Brain Cancer Misdiagnosis Facts

Brain cancer affects about 2,000 individuals per year in Canada and over 1,000 of those people will die from the disease. Brain cancer can affect a person at almost any age with a mean diagnosis of 55 years. The mean age at death from brain cancer is about 64 years of age. The survival rate is much better at ages 20 and less and is higher at between 65 and 74. This translates to about 4.5 individuals per 100,000 people dying of brain cancer each year. The highest rate of death is in men, who die at a rate that is double that of women. The lifetime risk of getting brain cancer is about 1 in 174 men and women. Men, as mentioned, have a higher rate than women, although the reason why is unclear.

Brain cancer occurs when a cell in the brain develops a genetic mutation that doesn’t allow the brain cell to stop growing.
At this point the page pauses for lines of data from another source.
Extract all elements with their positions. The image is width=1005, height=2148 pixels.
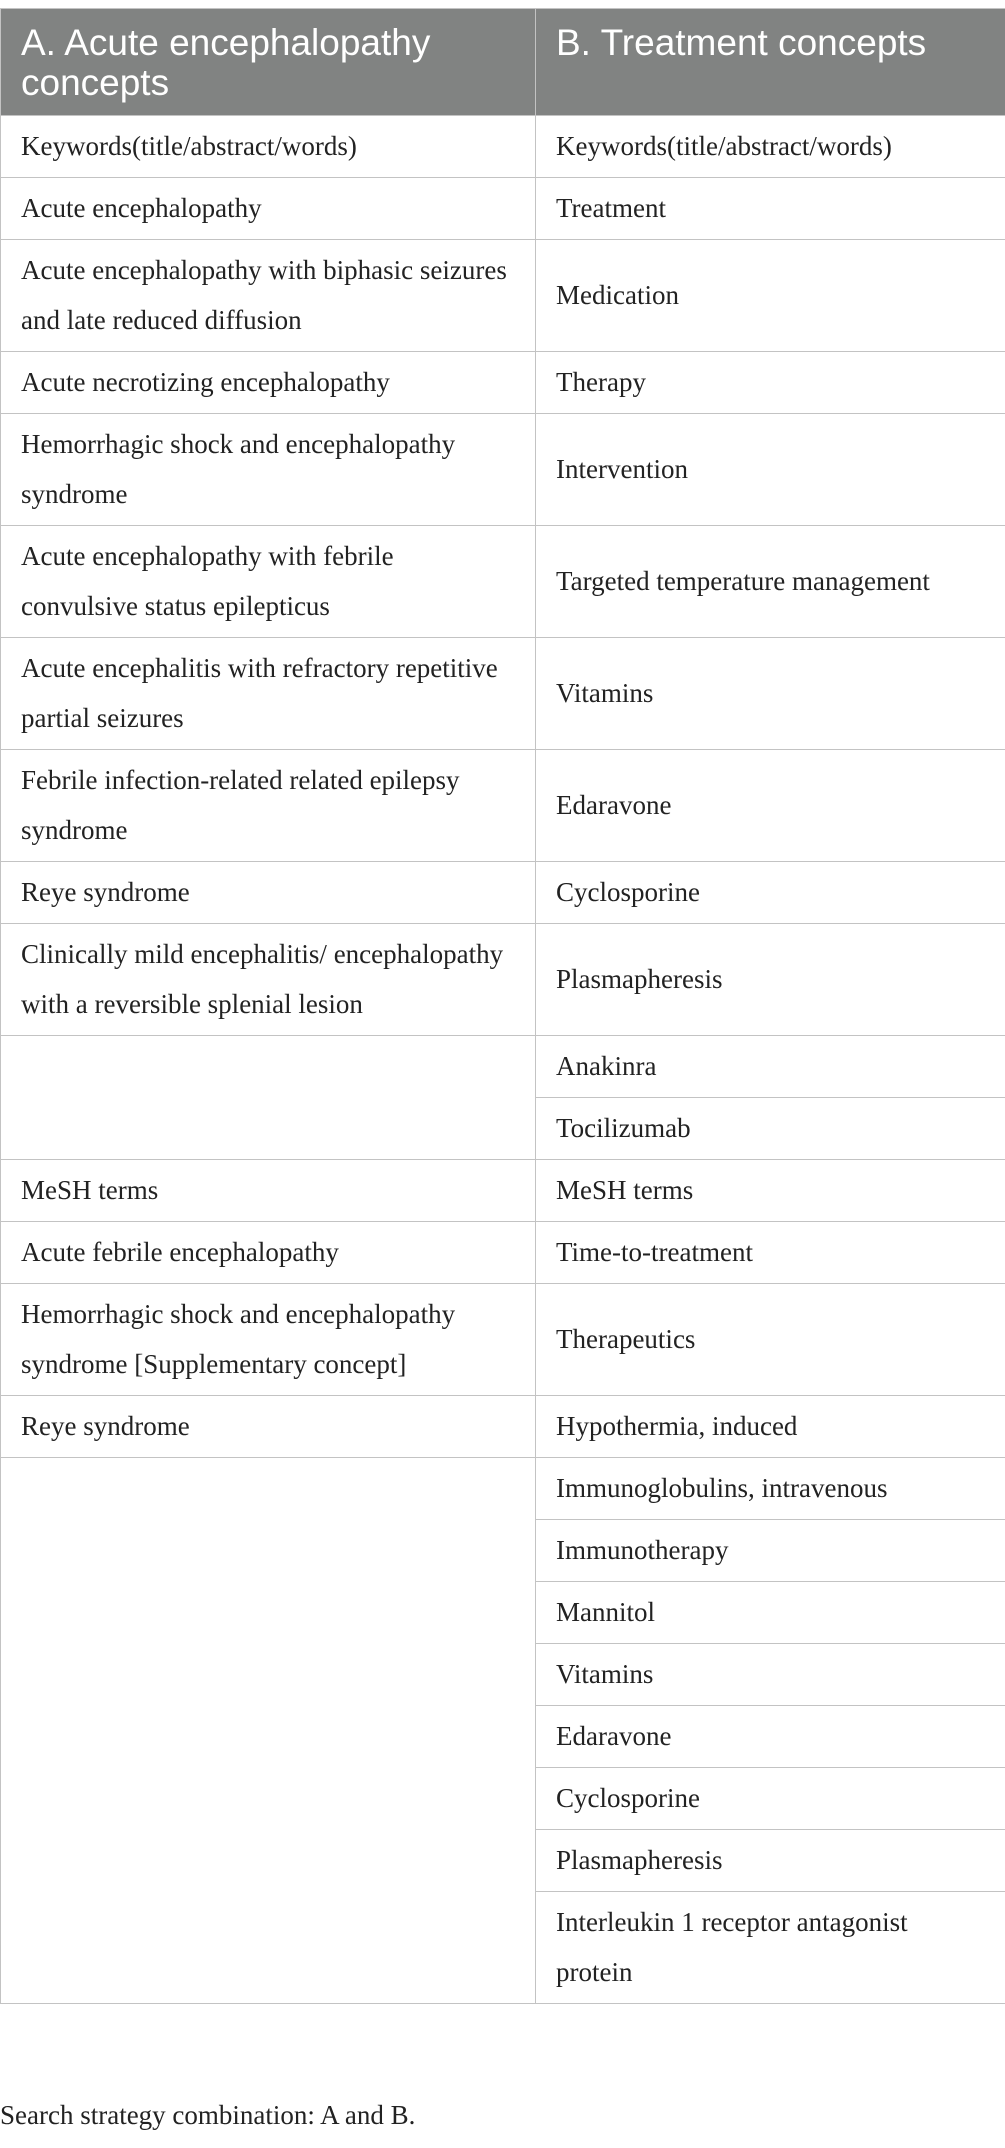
table-row bbox=[1, 178, 1005, 240]
concept-a-cell: Acute encephalopathy with febrile convulsive status epilepticus bbox=[1, 526, 536, 638]
concept-a-cell: Acute encephalopathy bbox=[1, 178, 536, 240]
concept-a-cell: Acute febrile encephalopathy bbox=[1, 1222, 536, 1284]
concept-a-cell: MeSH terms bbox=[1, 1160, 536, 1222]
table-row bbox=[1, 862, 1005, 924]
table-row bbox=[1, 352, 1005, 414]
concept-b-cell: Vitamins bbox=[536, 1644, 1005, 1706]
table-row bbox=[1, 1284, 1005, 1396]
column-header-a: A. Acute encephalopathy concepts bbox=[1, 9, 536, 116]
concept-a-cell bbox=[1, 1036, 536, 1160]
concept-b-cell: Medication bbox=[536, 240, 1005, 352]
table-row bbox=[1, 116, 1005, 178]
concept-b-cell: Therapy bbox=[536, 352, 1005, 414]
concept-a-cell bbox=[1, 1458, 536, 2004]
concept-a-cell: Clinically mild encephalitis/ encephalopathy with a reversible splenial lesion bbox=[1, 924, 536, 1036]
concept-b-cell: Interleukin 1 receptor antagonist protein bbox=[536, 1892, 1005, 2004]
concept-b-cell: MeSH terms bbox=[536, 1160, 1005, 1222]
table-row bbox=[1, 750, 1005, 862]
table-row bbox=[1, 924, 1005, 1036]
concept-b-cell: Therapeutics bbox=[536, 1284, 1005, 1396]
table-footnote: Search strategy combination: A and B. bbox=[0, 2100, 416, 2130]
table-row bbox=[1, 638, 1005, 750]
concept-a-cell: Acute encephalopathy with biphasic seizures and late reduced diffusion bbox=[1, 240, 536, 352]
concept-b-cell: Time-to-treatment bbox=[536, 1222, 1005, 1284]
table-body bbox=[1, 116, 1005, 2004]
table-row bbox=[1, 1036, 1005, 1098]
concept-a-cell: Acute encephalitis with refractory repetitive partial seizures bbox=[1, 638, 536, 750]
concept-b-cell: Edaravone bbox=[536, 750, 1005, 862]
concept-a-cell: Reye syndrome bbox=[1, 862, 536, 924]
concept-b-cell: Immunotherapy bbox=[536, 1520, 1005, 1582]
table-row bbox=[1, 1160, 1005, 1222]
table-row bbox=[1, 1222, 1005, 1284]
table-row bbox=[1, 240, 1005, 352]
concept-a-cell: Reye syndrome bbox=[1, 1396, 536, 1458]
concept-b-cell: Plasmapheresis bbox=[536, 1830, 1005, 1892]
concept-b-cell: Plasmapheresis bbox=[536, 924, 1005, 1036]
concept-b-cell: Anakinra bbox=[536, 1036, 1005, 1098]
concept-b-cell: Intervention bbox=[536, 414, 1005, 526]
column-header-b: B. Treatment concepts bbox=[536, 9, 1005, 116]
concept-a-cell: Hemorrhagic shock and encephalopathy syndrome bbox=[1, 414, 536, 526]
concept-b-cell: Cyclosporine bbox=[536, 862, 1005, 924]
concept-a-cell: Hemorrhagic shock and encephalopathy syndrome [Supplementary concept] bbox=[1, 1284, 536, 1396]
concept-b-cell: Vitamins bbox=[536, 638, 1005, 750]
concept-b-cell: Keywords(title/abstract/words) bbox=[536, 116, 1005, 178]
table-row bbox=[1, 1458, 1005, 1520]
table-row bbox=[1, 414, 1005, 526]
table-row bbox=[1, 1396, 1005, 1458]
concept-b-cell: Tocilizumab bbox=[536, 1098, 1005, 1160]
concept-b-cell: Mannitol bbox=[536, 1582, 1005, 1644]
concept-b-cell: Treatment bbox=[536, 178, 1005, 240]
concept-a-cell: Acute necrotizing encephalopathy bbox=[1, 352, 536, 414]
concept-a-cell: Febrile infection-related related epilepsy syndrome bbox=[1, 750, 536, 862]
table-row bbox=[1, 526, 1005, 638]
concept-b-cell: Immunoglobulins, intravenous bbox=[536, 1458, 1005, 1520]
concept-b-cell: Hypothermia, induced bbox=[536, 1396, 1005, 1458]
concept-b-cell: Cyclosporine bbox=[536, 1768, 1005, 1830]
concept-a-cell: Keywords(title/abstract/words) bbox=[1, 116, 536, 178]
concept-b-cell: Edaravone bbox=[536, 1706, 1005, 1768]
concepts-table bbox=[0, 8, 1005, 2004]
table-header-row bbox=[1, 9, 1005, 116]
concept-b-cell: Targeted temperature management bbox=[536, 526, 1005, 638]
There are many types of brain cancer, with the most common type of primary brain cancer being a glioblastoma. Brain cancers can be primary or secondary. Primary cancers occur when cells in the brain itself become cancerous. Secondary brain cancers are actually metastatic cancers that travel to the brain. Brain cancers can be called “brain tumours” but not all brain tumors are cancerous.

The brain cancer cells grow aggressively, crowding out the healthy cells of the brain. This can increase the intracranial pressure in the brain and distort the vital structures which surround the tumor. These parts of the brain don’t work very well and stroke-like symptoms can occur.

Usually, a benign brain tumor is less serious than a malignant one. Even so, benign brain tumors can press on surrounding brain cells, resulting in serious symptoms and increased intracranial pressure.

In primary brain cancer, the cancer is named after the cell that the cancer originated from. Some brain cancers include glioblastoma from glial cells, an astrocytoma, an acoustic neuroma, a chordoma, a craniopharyngioma, a medulloblastoma, a meningioma, and a Schwannoma. There are many secondary types of brain cancer, including cancer coming from the skin (melanoma), breast and lungs.

Brain tumors vary in the rate of growth and the ability to cause symptoms in the person with the tumor. Fast growing cells are high grade tumors. In brain tumors, it is the grade of tumor that is more important than the stage of tumor. Tumor grades in brain cancer include Grade I tumor, in which the tissue is completely benign and the cell growth is slow. Grade II tumors include cancerous tissues that look slightly less normal under the microscope. In Grade III tumors, the cells look much different under the microscope and the cells grow actively. The cells are considered “anaplastic”. In grade IV brain cancer, the cells look the most abnormal and grow extremely fast.

The symptoms of brain cancer include severe headache, visual changes, changes in hearing, numbness and tingling of the extremities or paralysis of the extremities. Speech can also be affected.

Doctors diagnose brain cancer using several techniques. A CT scan or MRI scan of the brain can highlight brain cancers quite easily. An ultrasound can be used to detect brain cancers in young children. Scanning tests are followed by biopsies. A biopsy of the brain can be guided by CT scan or an open biopsy can be done. The cells are looked at under the microscope so that grading and the planning of the treatment can begin. The grade of the cancer determines the treatment strategy.

Primary brain cancers are usually highly sensitive to radiation. Sometimes radiation is done alone or prior to surgery in order to shrink the tumor before the tumor is removed. Chemotherapy can be used but it is not as successful as surgery and radiation in most cases.